President Barack Obama took the final major step toward ending "don't ask, don't tell" by certifying its repeal on Friday.
"I have certified and notified Congress that the requirements for repeal have been met," Obama said in a statement. "‘Don’t Ask, Don’t Tell’ will end, once and for all, in 60 days – on September 20, 2011."
In 60 days, gay and lesbian service members will be allowed to serve openly in the military, which conservatives argue will harm unit cohesion and retention.
"Twenty-four percent of service members said repeal would have a negative impact on their 'intentions to remain in the military,' a number six times higher than those who said it would have a positive effect," Family Research Council President Tony Perkins said.
"President Obama, Secretary Panetta and Admiral Mullen have no basis – other than liberal political correctness – for 'certifying' that a reversal of this longstanding policy would do no harm."
The 1993 policy banning gays from serving openly in the military had been put in place as a compromise between then president Bill Clinton, who advocated lifting the ban on gays, and a conservative Congress.
When Obama took office, he vowed to gay rights groups that he would repeal DADT. In December 2010, Congress passed the repeal and the legislation was signed by Obama who called for swift implementation of the bill.

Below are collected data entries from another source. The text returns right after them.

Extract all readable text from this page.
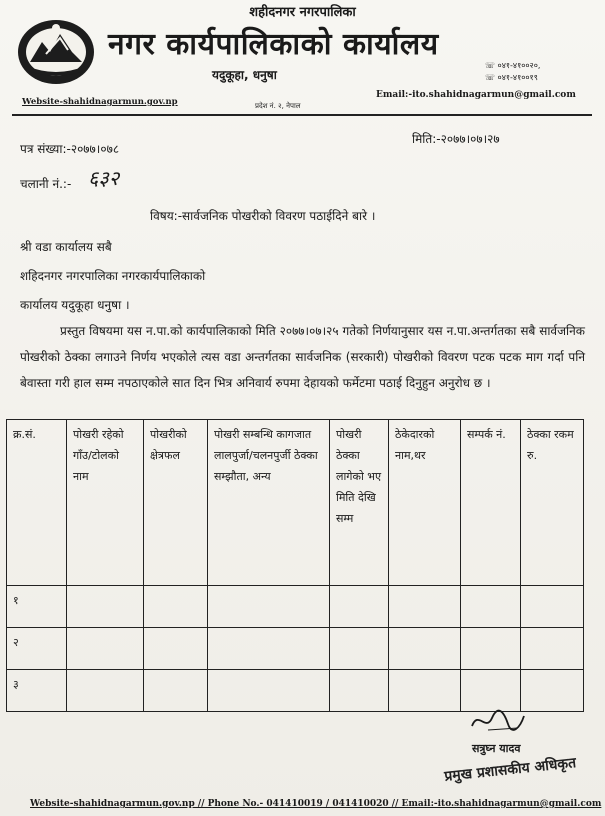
शहीदनगर नगरपालिका
नगर कार्यपालिकाको कार्यालय
यदुकूहा, धनुषा
प्रदेश नं. २, नेपाल
☏ ०४१-४१००२०,
☏ ०४१-४१००१९
Website-shahidnagarmun.gov.np
Email:-ito.shahidnagarmun@gmail.com
पत्र संख्या:-२०७७।०७८
मिति:-२०७७।०७।२७
चलानी नं.:- ६३२
विषय:-सार्वजनिक पोखरीको विवरण पठाईदिने बारे ।
श्री वडा कार्यालय सबै
शहिदनगर नगरपालिका नगरकार्यपालिकाको
कार्यालय यदुकूहा धनुषा ।
प्रस्तुत विषयमा यस न.पा.को कार्यपालिकाको मिति २०७७।०७।२५ गतेको निर्णयानुसार यस न.पा.अन्तर्गतका सबै सार्वजनिक पोखरीको ठेक्का लगाउने निर्णय भएकोले त्यस वडा अन्तर्गतका सार्वजनिक (सरकारी) पोखरीको विवरण पटक पटक माग गर्दा पनि बेवास्ता गरी हाल सम्म नपठाएकोले सात दिन भित्र अनिवार्य रुपमा देहायको फर्मेटमा पठाई दिनुहुन अनुरोध छ ।
क्र.सं.	पोखरी रहेको गाँउ/टोलको नाम	पोखरीको क्षेत्रफल	पोखरी सम्बन्धि कागजात लालपुर्जा/चलनपुर्जी ठेक्का सम्झौता, अन्य	पोखरी ठेक्का लागेको भए मिति देखि सम्म	ठेकेदारको नाम,थर	सम्पर्क नं.	ठेक्का रकम रु.
१							
२							
३							
सत्रुघ्न यादव
प्रमुख प्रशासकीय अधिकृत
Website-shahidnagarmun.gov.np // Phone No.- 041410019 / 041410020 // Email:-ito.shahidnagarmun@gmail.com
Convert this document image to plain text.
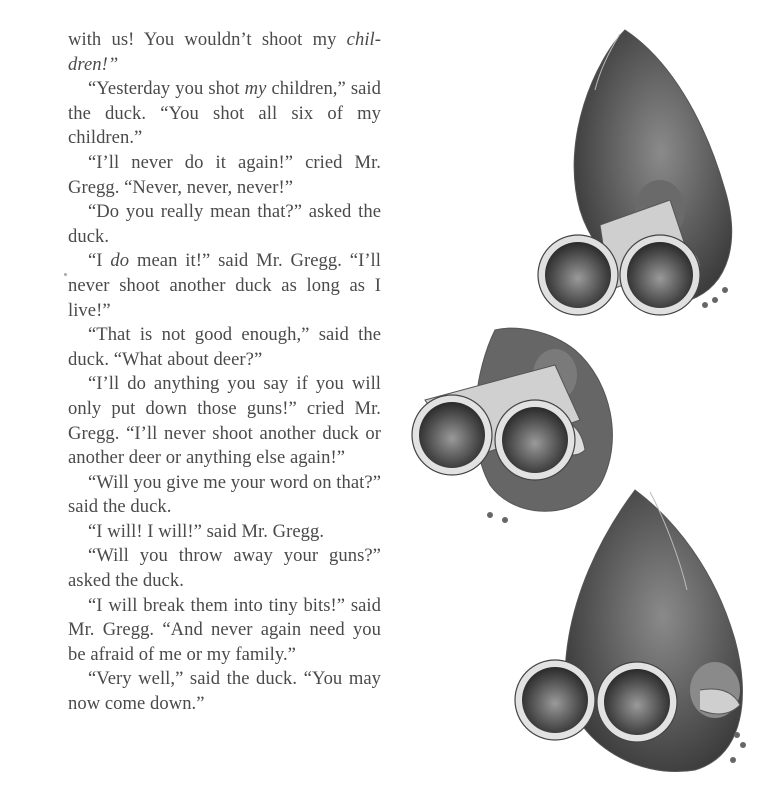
with us! You wouldn’t shoot my chil-dren!”

“Yesterday you shot my children,” said the duck. “You shot all six of my children.”

“I’ll never do it again!” cried Mr. Gregg. “Never, never, never!”

“Do you really mean that?” asked the duck.

“I do mean it!” said Mr. Gregg. “I’ll never shoot another duck as long as I live!”

“That is not good enough,” said the duck. “What about deer?”

“I’ll do anything you say if you will only put down those guns!” cried Mr. Gregg. “I’ll never shoot another duck or another deer or anything else again!”

“Will you give me your word on that?” said the duck.

“I will! I will!” said Mr. Gregg.

“Will you throw away your guns?” asked the duck.

“I will break them into tiny bits!” said Mr. Gregg. “And never again need you be afraid of me or my family.”

“Very well,” said the duck. “You may now come down.”
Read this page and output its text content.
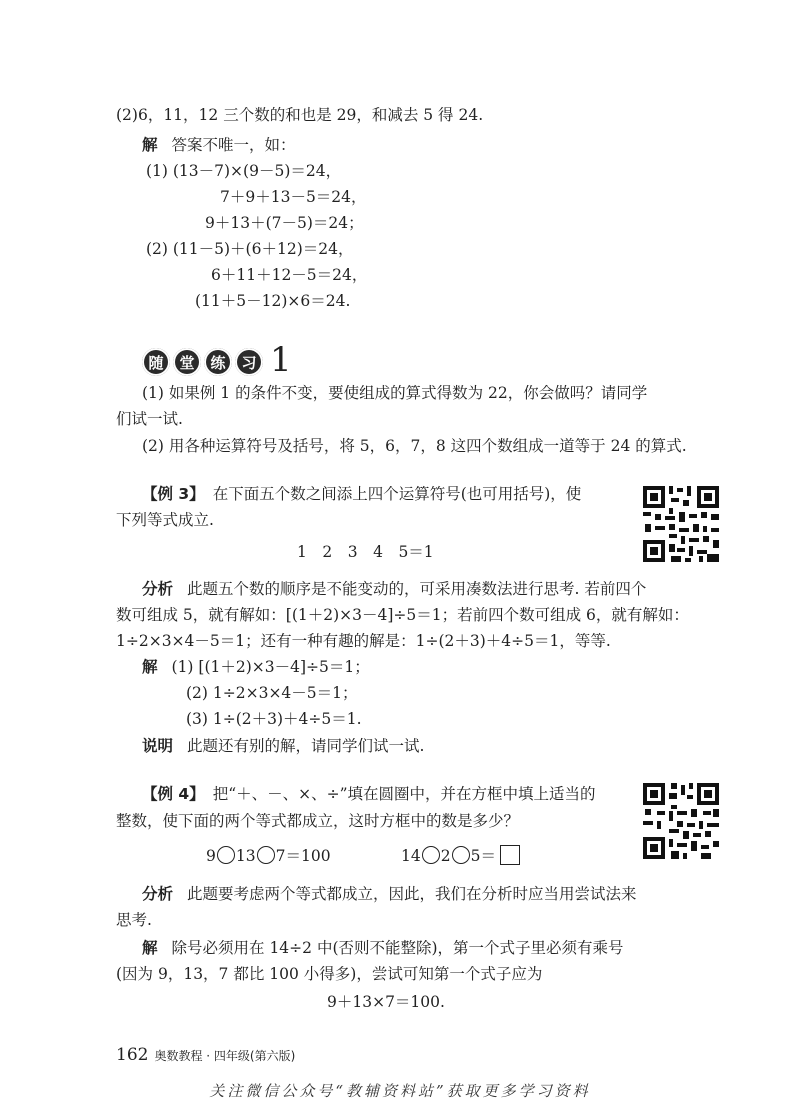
(2)6，11，12 三个数的和也是 29，和减去 5 得 24.
解 答案不唯一，如：
(1) (13－7)×(9－5)＝24，
7＋9＋13－5＝24，
9＋13＋(7－5)＝24；
(2) (11－5)＋(6＋12)＝24，
6＋11＋12－5＝24，
(11＋5－12)×6＝24.
随	堂	练	习 1
(1) 如果例 1 的条件不变，要使组成的算式得数为 22，你会做吗？请同学
们试一试.
(2) 用各种运算符号及括号，将 5，6，7，8 这四个数组成一道等于 24 的算式.
【例 3】 在下面五个数之间添上四个运算符号(也可用括号)，使
下列等式成立.
1　2　3　4　5＝1
分析 此题五个数的顺序是不能变动的，可采用凑数法进行思考. 若前四个
数可组成 5，就有解如：[(1＋2)×3－4]÷5＝1；若前四个数可组成 6，就有解如：
1÷2×3×4－5＝1；还有一种有趣的解是：1÷(2＋3)＋4÷5＝1，等等.
解 (1) [(1＋2)×3－4]÷5＝1；
(2) 1÷2×3×4－5＝1；
(3) 1÷(2＋3)＋4÷5＝1.
说明 此题还有别的解，请同学们试一试.
【例 4】 把“＋、－、×、÷”填在圆圈中，并在方框中填上适当的
整数，使下面的两个等式都成立，这时方框中的数是多少？
9 13 7＝100	14 2 5＝
分析 此题要考虑两个等式都成立，因此，我们在分析时应当用尝试法来
思考.
解 除号必须用在 14÷2 中(否则不能整除)，第一个式子里必须有乘号
(因为 9，13，7 都比 100 小得多)，尝试可知第一个式子应为
9＋13×7＝100.
162 奥数教程 · 四年级(第六版)
关注微信公众号“教辅资料站”获取更多学习资料
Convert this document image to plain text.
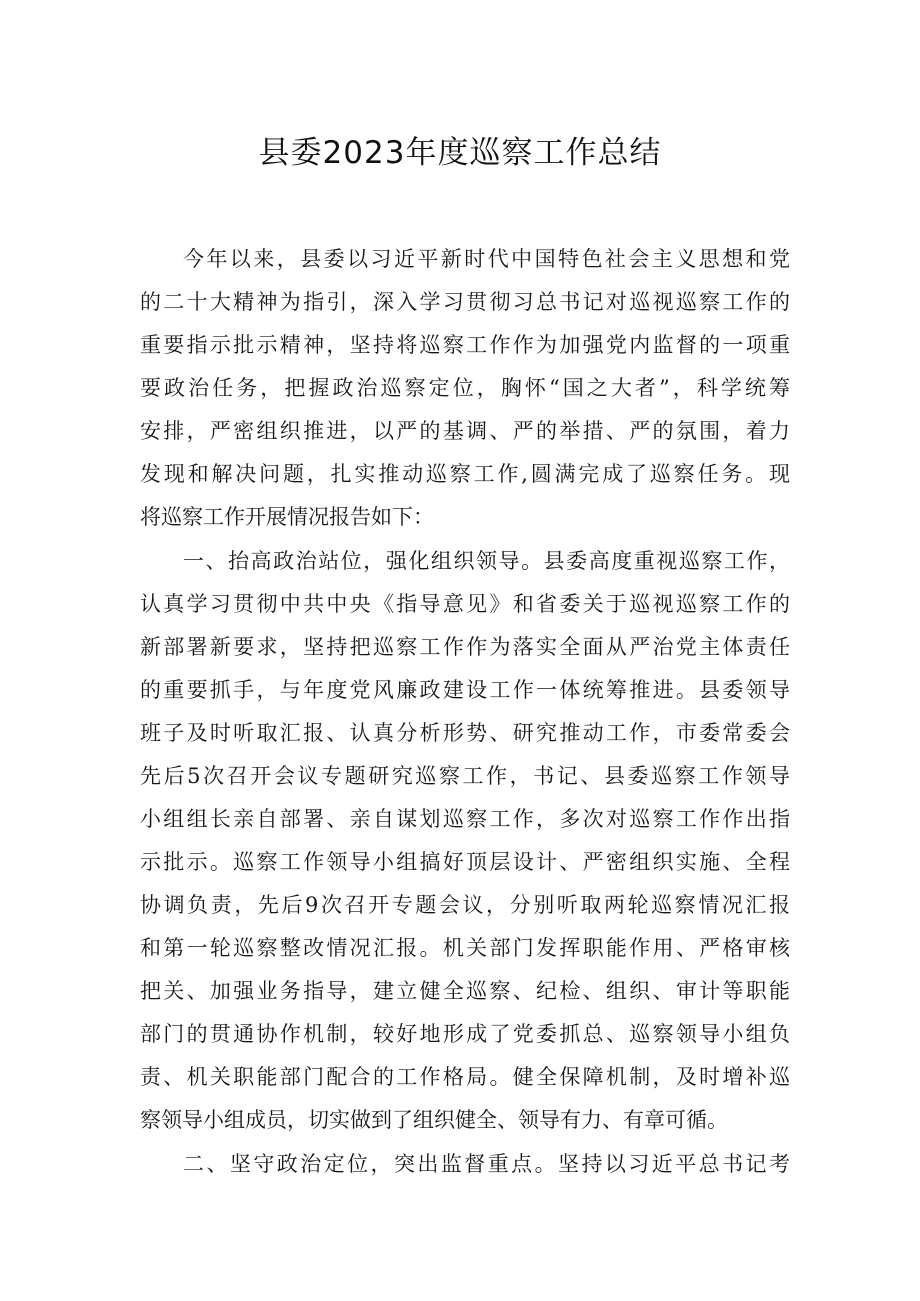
县委2023年度巡察工作总结
今年以来，县委以习近平新时代中国特色社会主义思想和党
的二十大精神为指引，深入学习贯彻习总书记对巡视巡察工作的
重要指示批示精神，坚持将巡察工作作为加强党内监督的一项重
要政治任务，把握政治巡察定位，胸怀“国之大者”，科学统筹
安排，严密组织推进，以严的基调、严的举措、严的氛围，着力
发现和解决问题，扎实推动巡察工作,圆满完成了巡察任务。现
将巡察工作开展情况报告如下：
一、抬高政治站位，强化组织领导。县委高度重视巡察工作，
认真学习贯彻中共中央《指导意见》和省委关于巡视巡察工作的
新部署新要求，坚持把巡察工作作为落实全面从严治党主体责任
的重要抓手，与年度党风廉政建设工作一体统筹推进。县委领导
班子及时听取汇报、认真分析形势、研究推动工作，市委常委会
先后5次召开会议专题研究巡察工作，书记、县委巡察工作领导
小组组长亲自部署、亲自谋划巡察工作，多次对巡察工作作出指
示批示。巡察工作领导小组搞好顶层设计、严密组织实施、全程
协调负责，先后9次召开专题会议，分别听取两轮巡察情况汇报
和第一轮巡察整改情况汇报。机关部门发挥职能作用、严格审核
把关、加强业务指导，建立健全巡察、纪检、组织、审计等职能
部门的贯通协作机制，较好地形成了党委抓总、巡察领导小组负
责、机关职能部门配合的工作格局。健全保障机制，及时增补巡
察领导小组成员，切实做到了组织健全、领导有力、有章可循。
二、坚守政治定位，突出监督重点。坚持以习近平总书记考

The ban has remained in place while service members have been undergoing training for the lifting of DADT this year.
Under the bill, the secretary of defense, the chairman of the Joint Chiefs of Staff and the president must certify the military's readiness to implement the repeal in order to allow it to take effect.
Defense Secretary Leon Panetta, the chairman of the Joint Chiefs of Staff, Adm. Mike Mullen, joined Obama Friday in certifying the repeal.
"As Commander in Chief, I have always been confident that our dedicated men and women in uniform would transition to a new policy in an orderly manner that preserves unit cohesion, recruitment, retention and military effectiveness," said Obama. "Today’s action follows extensive training of our military personnel and certification by Secretary Panetta and Admiral Mullen that our military is ready for repeal.
"As of September 20th, service members will no longer be forced to hide who they are in order to serve our country."
Perkins of FRC has called the whole repeal process nothing short of a scandal.
He denounced the Department of Defense report released last year that indicated that the risk of a DADT repeal to military effectiveness is low. FRC has accused the Pentagon of skewing the survey responses from service members regarding how they would feel about a repeal.
"[T]he Pentagon's biased report on the subject last year illustrated the dangers of using the military for social engineering," said Perkins. "Sixty-two percent foresaw at least some negative effects, and the report conceded that in open forums, 'the majority of views were against repeal.'
"The entire process by which the Obama administration has orchestrated repeal of this law was dishonest from the start. The recent revelation of a Defense Department Inspector General's report on unauthorized leaks to the media showed that the conclusions of the Pentagon's report on repeal had already been written before the troops were even asked their views."
Perkins is urging Congress to stop the implementation of the repeal and to investigate "this scandal."